Catherine McKenna to chair UN panel on climate change progress at corporate, local levels

Catherine McKenna to chair UN panel on climate change progress at corporate, local levels

The head of the United Nations announced the appointment Thursday of an expert panel led by Catherine McKenna, Canada's former environment minister, that will scrutinize whether companies' efforts to curb climate change are credible or mere "greenwashing."

McKenna, who was minister of environment and climate change from 2015 to 2019, will chair the panel.

Recent years have seen an explosion of pledges by businesses — including oil companies — to reduce their greenhouse gas emissions to "net zero" amid consumer expectations that corporations bear part of the burden of cutting pollution.

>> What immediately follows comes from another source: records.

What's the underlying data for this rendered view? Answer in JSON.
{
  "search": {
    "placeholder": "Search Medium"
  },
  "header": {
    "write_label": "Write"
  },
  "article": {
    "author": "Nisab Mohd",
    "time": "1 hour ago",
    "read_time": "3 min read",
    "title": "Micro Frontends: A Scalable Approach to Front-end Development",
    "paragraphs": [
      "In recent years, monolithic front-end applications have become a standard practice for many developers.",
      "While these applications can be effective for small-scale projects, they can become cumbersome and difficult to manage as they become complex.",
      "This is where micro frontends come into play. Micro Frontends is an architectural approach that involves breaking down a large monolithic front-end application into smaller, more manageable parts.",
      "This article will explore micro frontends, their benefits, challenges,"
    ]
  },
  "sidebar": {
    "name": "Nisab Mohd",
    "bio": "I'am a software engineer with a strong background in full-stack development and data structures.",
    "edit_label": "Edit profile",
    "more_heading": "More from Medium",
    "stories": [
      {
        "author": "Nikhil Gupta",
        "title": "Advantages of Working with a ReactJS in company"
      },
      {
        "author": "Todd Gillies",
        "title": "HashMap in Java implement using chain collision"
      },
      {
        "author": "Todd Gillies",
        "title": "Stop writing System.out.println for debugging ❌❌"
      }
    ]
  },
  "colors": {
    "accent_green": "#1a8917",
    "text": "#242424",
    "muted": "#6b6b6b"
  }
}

But environmental campaigners say many such plans are at best unclear, at worst designed to make companies look good when actually they are fuelling global warming.

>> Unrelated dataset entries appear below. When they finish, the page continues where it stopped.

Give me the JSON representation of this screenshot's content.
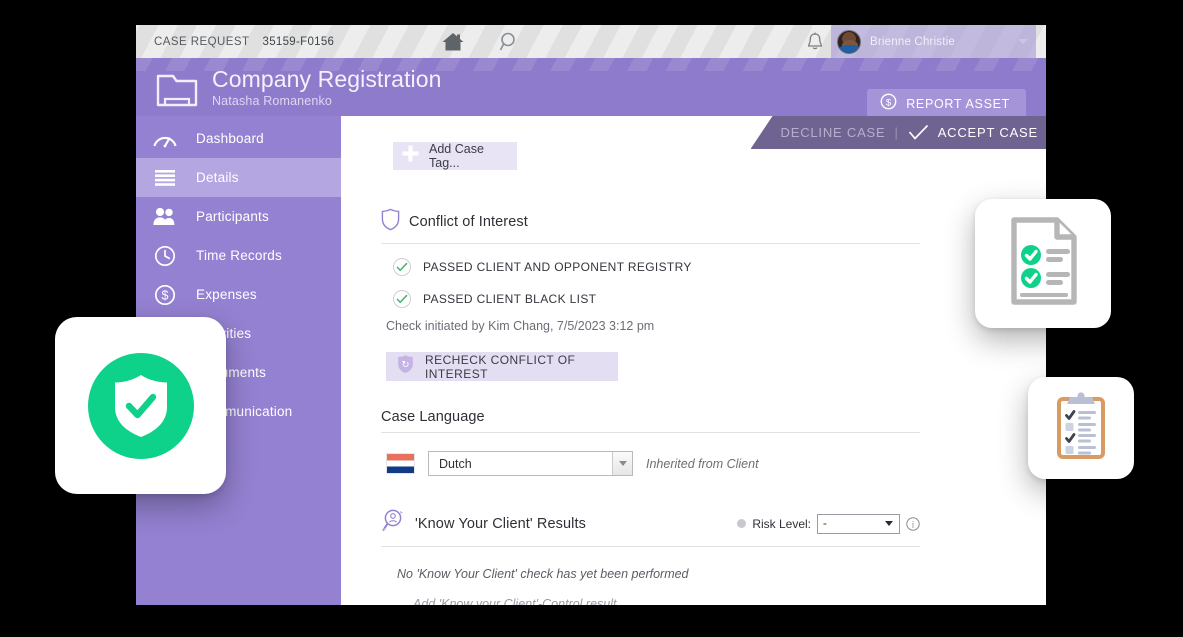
{
  "topbar": {
    "breadcrumb_label": "CASE REQUEST",
    "case_number": "35159-F0156",
    "home_icon": "home-icon",
    "search_icon": "search-icon",
    "bell_icon": "bell-icon",
    "user_name": "Brienne Christie",
    "caret_icon": "chevron-down-icon"
  },
  "header": {
    "folder_icon": "folder-icon",
    "title": "Company Registration",
    "subtitle": "Natasha Romanenko",
    "report_asset_label": "REPORT ASSET",
    "report_asset_icon": "dollar-circle-icon"
  },
  "ribbon": {
    "decline_label": "DECLINE CASE",
    "separator": "|",
    "accept_label": "ACCEPT CASE",
    "accept_icon": "check-icon"
  },
  "sidebar": {
    "items": [
      {
        "label": "Dashboard",
        "icon": "gauge-icon",
        "active": false
      },
      {
        "label": "Details",
        "icon": "list-lines-icon",
        "active": true
      },
      {
        "label": "Participants",
        "icon": "people-icon",
        "active": false
      },
      {
        "label": "Time Records",
        "icon": "clock-icon",
        "active": false
      },
      {
        "label": "Expenses",
        "icon": "dollar-circle-icon",
        "active": false
      },
      {
        "label": "Activities",
        "icon": "activities-icon",
        "active": false
      },
      {
        "label": "Documents",
        "icon": "documents-icon",
        "active": false
      },
      {
        "label": "Communication",
        "icon": "communication-icon",
        "active": false
      }
    ]
  },
  "content": {
    "add_case_tag_label": "Add Case Tag...",
    "add_case_tag_icon": "plus-icon",
    "conflict": {
      "title": "Conflict of Interest",
      "icon": "shield-outline-icon",
      "checks": [
        {
          "label": "PASSED CLIENT AND OPPONENT REGISTRY",
          "icon": "check-icon"
        },
        {
          "label": "PASSED CLIENT BLACK LIST",
          "icon": "check-icon"
        }
      ],
      "meta": "Check initiated by Kim Chang, 7/5/2023 3:12 pm",
      "recheck_label": "RECHECK CONFLICT OF INTEREST",
      "recheck_icon": "shield-refresh-icon"
    },
    "language": {
      "title": "Case Language",
      "flag_icon": "flag-netherlands-icon",
      "selected": "Dutch",
      "caret_icon": "chevron-down-icon",
      "note": "Inherited from Client"
    },
    "kyc": {
      "title": "'Know Your Client' Results",
      "icon": "kyc-magnifier-person-icon",
      "risk_label": "Risk Level:",
      "risk_value": "-",
      "risk_dot_icon": "status-dot-icon",
      "risk_caret_icon": "chevron-down-icon",
      "info_icon": "info-icon",
      "empty_text": "No 'Know Your Client' check has yet been performed",
      "add_text": "Add 'Know your Client'-Control result..."
    }
  },
  "floating_cards": [
    {
      "name": "shield-check-card",
      "icon": "shield-check-icon"
    },
    {
      "name": "document-checklist-card",
      "icon": "document-check-icon"
    },
    {
      "name": "clipboard-checklist-card",
      "icon": "clipboard-check-icon"
    }
  ],
  "colors": {
    "brand_purple": "#8e7bcc",
    "sidebar_purple": "#9481d1",
    "sidebar_active": "#b4a6e0",
    "ribbon_purple": "#6f6391",
    "accent_green": "#0ed28a",
    "check_green": "#46b56a",
    "tag_lilac": "#e8e3f5"
  }
}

"Governments have the lion's share of responsibility to achieve net-zero emissions by mid-century," United Nations Secretary General Antonio Guterres said.

This is particularly true for the G20 major emerging and industrialized economies that account for 80 per cent of greenhouse gas emissions, he said.

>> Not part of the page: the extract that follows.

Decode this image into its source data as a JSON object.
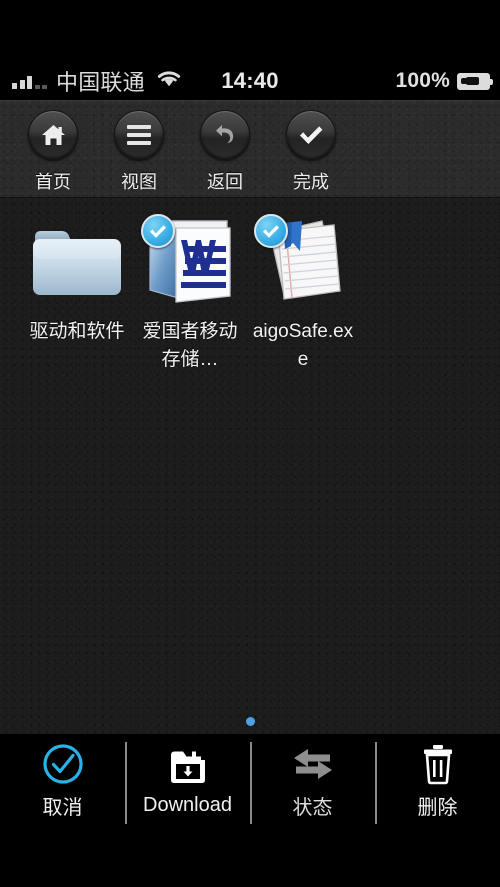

"But we also urgently need every business, investor, city, state and region to walk the talk on their net-zero promises," he said.

Recommendations expected before end of year

The 16-member panel will make recommendations before the end of the year on the standards and definitions for setting net-zero targets, how to measure and verify progress, and ways to translate that into international and national regulations.

In addition to examining net-zero pledges by the private sector, the panel will also scrutinize commitments made by local and regional governments that don't report directly to the UN.

"Each pledge must deliver ambitious, real, immediate reductions in transparent, verifiable way," McKenna said in a social media post Thursday.

McKenna, 50, represented the Liberal Party in the riding of Ottawa Centre. After a 2019 cabinet shuffle, she served as minister of infrastructure and communities, before deciding to bow out of federal politics ahead of last year's election.

"Like many Canadians in the pandemic, which was really long and hard, I thought about what was really important to me, and it's my kids and it's climate change," she told CBC News last year in explaining that decision.

LISTEN: McKenna talks climate change with CBC's Front Burner prior to 2021 election: Front Burner24:43Have the Liberals met the climate change moment?
The Liberal government has been criticized for not acting substantially enough on the climate crisis. Former environment and current Infrastructure Minister Catherine McKenna defends her party’s actions on the issue, and explains why she believes Canada is on track to meet its emission targets. 24:43

She's frequently spoken about how bold climate commitments from businesses with deadlines years into the future need to be matched with detailed plans and specific targets along the way.

"We need to drive trillions of dollars from the private sector to help build the infrastructure we need, low-carbon infrastructure," she said in the same interview.

McKenna has worked with the UN before, serving as negotiator on a mission in East Timor prior to entering electoral politics.

New IPCC report out next week

A recent report by the UN Intergovernmental Panel on Climate Change found that more than three billion people worldwide are already at risk from global warming.

The panel will publish another report early next week that is expected to confirm that the world is not on track to meet the goal of capping temperature rise at 1.5 degrees C by the end of the century, which was laid down in the 2015 Paris climate accord.

"If we don't see significant and sustained emissions reductions this decade, the window of opportunity to keep 1.5 alive will be closed — forever," said Guterres. "And that will be disaster for everyone."

The UN panel also includes Mary Nichols, former California Natural Resources secretary, who helped spearhead that state's leading work in the U.S. on setting fuel economy standards for automobiles. Other names include prominent Australian climate scientist Bill Hare, South Africa-based sustainable finance expert Malango Mughogho and the former long-time governor of the People's Bank of China, Zhou Xiaochuan.